Defining a rate limit on the worker (via WorkerOptions) applies a global constraint on the consumption speed,
regardless of the source queue.
- Unlike the queue-level limit, the worker will actively wait (blocking sleep) if the limit is reached before consuming the next job.
- This limit is cumulative: a job will only be processed if both the worker and the specific queue allow it.

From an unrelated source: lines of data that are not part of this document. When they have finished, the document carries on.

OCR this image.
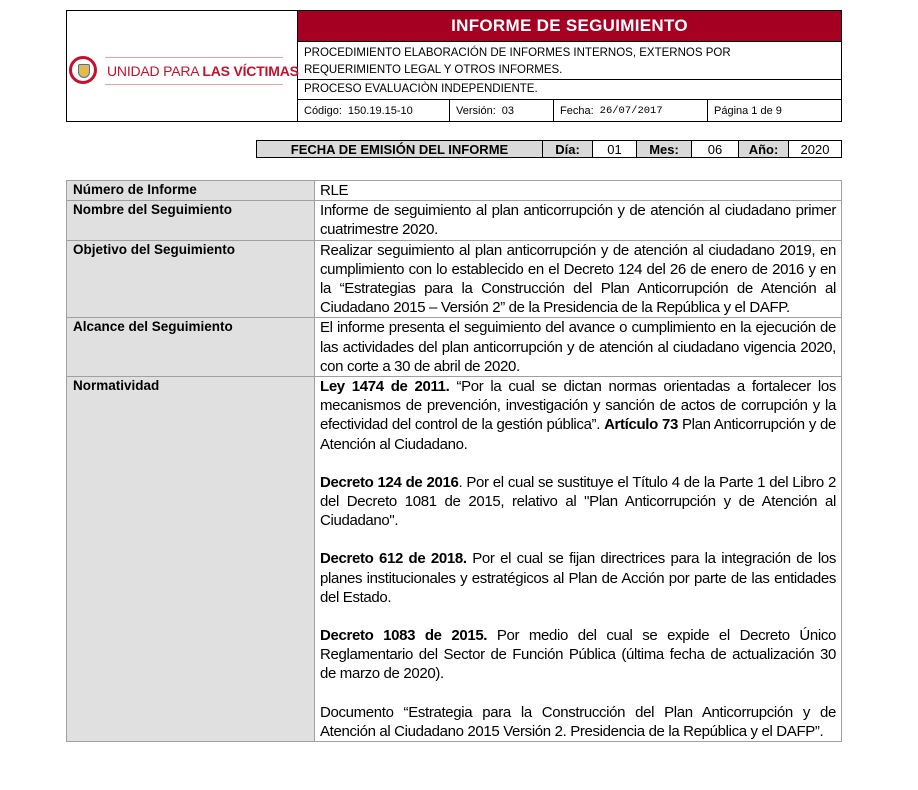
UNIDAD PARA LAS VÍCTIMAS
INFORME DE SEGUIMIENTO
PROCEDIMIENTO ELABORACIÓN DE INFORMES INTERNOS, EXTERNOS POR
REQUERIMIENTO LEGAL Y OTROS INFORMES.
PROCESO EVALUACIÒN INDEPENDIENTE.
Código: 150.19.15-10	Versión: 03	Fecha: 26/07/2017	Página 1 de 9
FECHA DE EMISIÓN DEL INFORME	Día:	01	Mes:	06	Año:	2020
Número de Informe	RLE
Nombre del Seguimiento	Informe de seguimiento al plan anticorrupción y de atención al ciudadano primer cuatrimestre 2020.
Objetivo del Seguimiento	Realizar seguimiento al plan anticorrupción y de atención al ciudadano 2019, en cumplimiento con lo establecido en el Decreto 124 del 26 de enero de 2016 y en la “Estrategias para la Construcción del Plan Anticorrupción de Atención al Ciudadano 2015 – Versión 2” de la Presidencia de la República y el DAFP.
Alcance del Seguimiento	El informe presenta el seguimiento del avance o cumplimiento en la ejecución de las actividades del plan anticorrupción y de atención al ciudadano vigencia 2020, con corte a 30 de abril de 2020.
Normatividad	Ley 1474 de 2011. “Por la cual se dictan normas orientadas a fortalecer los mecanismos de prevención, investigación y sanción de actos de corrupción y la efectividad del control de la gestión pública”. Artículo 73 Plan Anticorrupción y de Atención al Ciudadano.

Decreto 124 de 2016. Por el cual se sustituye el Título 4 de la Parte 1 del Libro 2 del Decreto 1081 de 2015, relativo al "Plan Anticorrupción y de Atención al Ciudadano".

Decreto 612 de 2018. Por el cual se fijan directrices para la integración de los planes institucionales y estratégicos al Plan de Acción por parte de las entidades del Estado.

Decreto 1083 de 2015. Por medio del cual se expide el Decreto Único Reglamentario del Sector de Función Pública (última fecha de actualización 30 de marzo de 2020).

Documento “Estrategia para la Construcción del Plan Anticorrupción y de Atención al Ciudadano 2015 Versión 2. Presidencia de la República y el DAFP”.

use Berlioz\QueueManager\RateLimiter\TimeRateLimiter;
use Berlioz\QueueManager\WorkerOptions;
$options = new WorkerOptions(
rateLimiter: TimeRateLimiter::createFromString('100/1h') // Global worker limit
);Two factory methods are available in TimeRateLimiter and MultiRateLimiter to easily parse rate strings (e.g.,
"10/1m", "100/hour", "10/2hours").
Use TimeRateLimiter::createFromString() for a single constraint:
use Berlioz\QueueManager\RateLimiter\TimeRateLimiter;
// Limit to 10 jobs per minute
$limiter = TimeRateLimiter::createFromString('10/1m');Use MultiRateLimiter::createFromString() to combine multiple constraints (e.g., a burst limit and a daily limit):
use Berlioz\QueueManager\RateLimiter\MultiRateLimiter;
// Limit to 5 jobs per second AND 1000 jobs per day
$limiter = MultiRateLimiter::createFromString('5/1s', '1000/1d');Supported units include s (seconds), m (minutes), h (hours), and d (days).